About me

3

I’ve had type 1 diabetes since March 1985. The last 7 years I’ve made a strong effort to have tight control and maintain a good level of physical activity. It was in early June 2013 that I had a kind of psychological tipping point which inspired me to investigate and rethink and ultimately ask the question, “Why do we need shoes?” What I learned from that is that there might not be any really good reasons for the amount of time which we wear shoes currently in the United States, and when I also thought about how the best way to promote good circulation to a body part is to use that body part, I realized that going barefoot could have very real benefits to a diabetic.
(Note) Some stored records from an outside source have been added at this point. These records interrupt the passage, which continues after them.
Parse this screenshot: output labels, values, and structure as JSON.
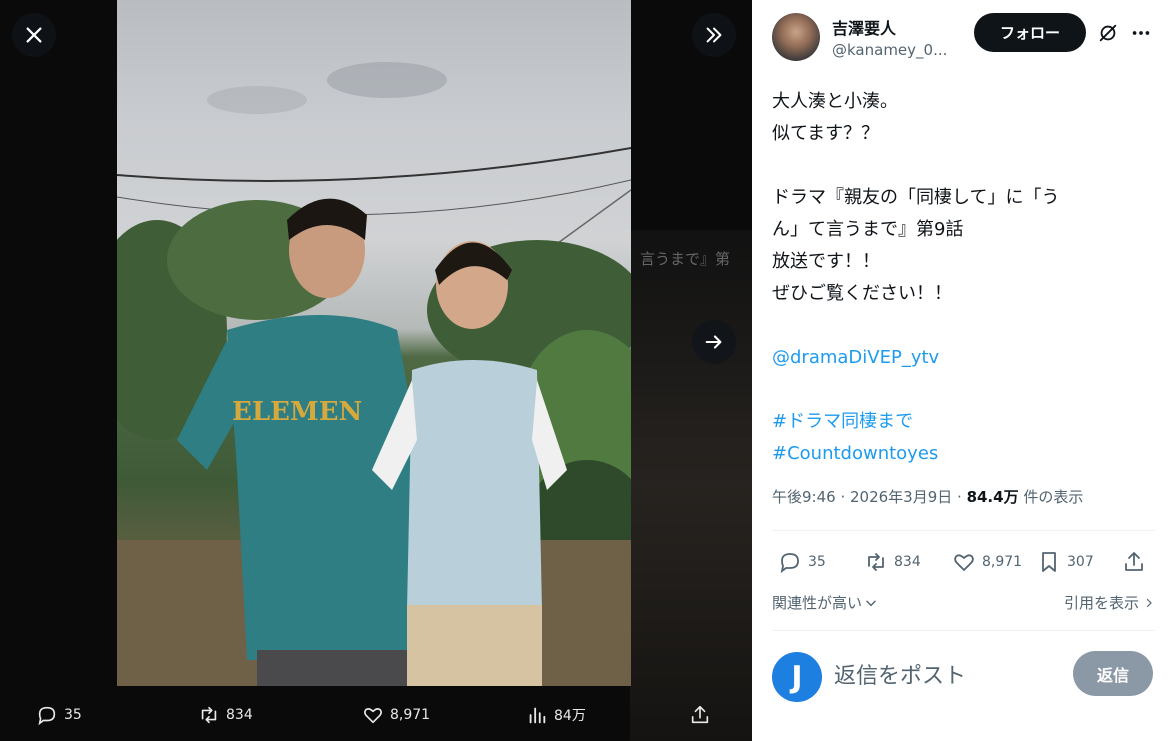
{
  "viewer": {
    "background_text": "言うまで』第",
    "actions": {
      "replies": "35",
      "reposts": "834",
      "likes": "8,971",
      "views": "84万"
    }
  },
  "post": {
    "author_name": "吉澤要人",
    "author_handle": "@kanamey_0...",
    "follow_label": "フォロー",
    "text_lines": [
      "大人湊と小湊。",
      "似てます？？",
      "",
      "ドラマ『親友の「同棲して」に「う",
      "ん」て言うまで』第9話",
      "放送です！！",
      "ぜひご覧ください！！"
    ],
    "mention": "@dramaDiVEP_ytv",
    "hashtags": [
      "#ドラマ同棲まで",
      "#Countdowntoyes"
    ],
    "timestamp": "午後9:46 · 2026年3月9日 · ",
    "views_count": "84.4万",
    "views_suffix": " 件の表示",
    "stats": {
      "replies": "35",
      "reposts": "834",
      "likes": "8,971",
      "bookmarks": "307"
    },
    "sort_label": "関連性が高い",
    "quotes_label": "引用を表示",
    "reply_placeholder": "返信をポスト",
    "reply_button": "返信",
    "my_avatar_letter": "J"
  },
  "colors": {
    "accent": "#1d9bf0",
    "follow_button_bg": "#0f1419",
    "reply_button_bg": "#8b98a5",
    "my_avatar_bg": "#1d7fe0"
  }
}
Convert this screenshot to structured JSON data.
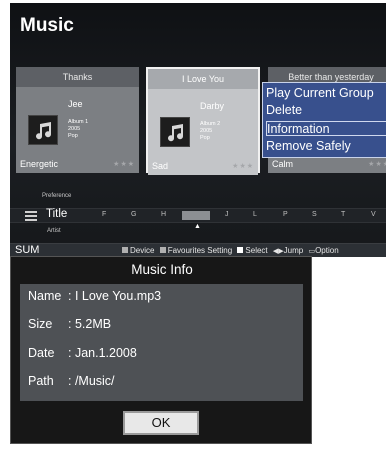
{
  "screen": {
    "title": "Music",
    "cards": [
      {
        "title": "Thanks",
        "artist": "Jee",
        "album": "Album 1",
        "year": "2005",
        "genre": "Pop",
        "mood": "Energetic",
        "stars": "★★★"
      },
      {
        "title": "I Love You",
        "artist": "Darby",
        "album": "Album 2",
        "year": "2005",
        "genre": "Pop",
        "mood": "Sad",
        "stars": "★★★"
      },
      {
        "title": "Better than yesterday",
        "mood": "Calm",
        "stars": "★★★"
      }
    ],
    "popup_menu": {
      "items": [
        "Play Current Group",
        "Delete",
        "Information",
        "Remove Safely"
      ],
      "selected": "Information"
    },
    "sort": {
      "above_label": "Preference",
      "current": "Title",
      "below_label": "Artist",
      "letters": [
        "F",
        "G",
        "H",
        "J",
        "L",
        "P",
        "S",
        "T",
        "V"
      ]
    },
    "bottom_bar": {
      "device": "SUM",
      "hints": {
        "device": "Device",
        "favourites": "Favourites Setting",
        "select": "Select",
        "jump": "Jump",
        "option": "Option"
      }
    }
  },
  "dialog": {
    "title": "Music Info",
    "fields": [
      {
        "label": "Name",
        "value": ": I Love You.mp3"
      },
      {
        "label": "Size",
        "value": ": 5.2MB"
      },
      {
        "label": "Date",
        "value": ": Jan.1.2008"
      },
      {
        "label": "Path",
        "value": ": /Music/"
      }
    ],
    "ok_label": "OK"
  }
}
I did so also knowing that so far as my doctors and me knew prior to my decision to becoming more barefoot, that I had good circulation and no signs of nerve damage to my feet.  Since I am fully capable of sensory feel with the feet, I didn’t seen any reason that I should need protection against the chance of injuring my feet and being unaware of that. And since I have good circulation to the feet, I would also be able to ward off infection just as well as a normally healthy person.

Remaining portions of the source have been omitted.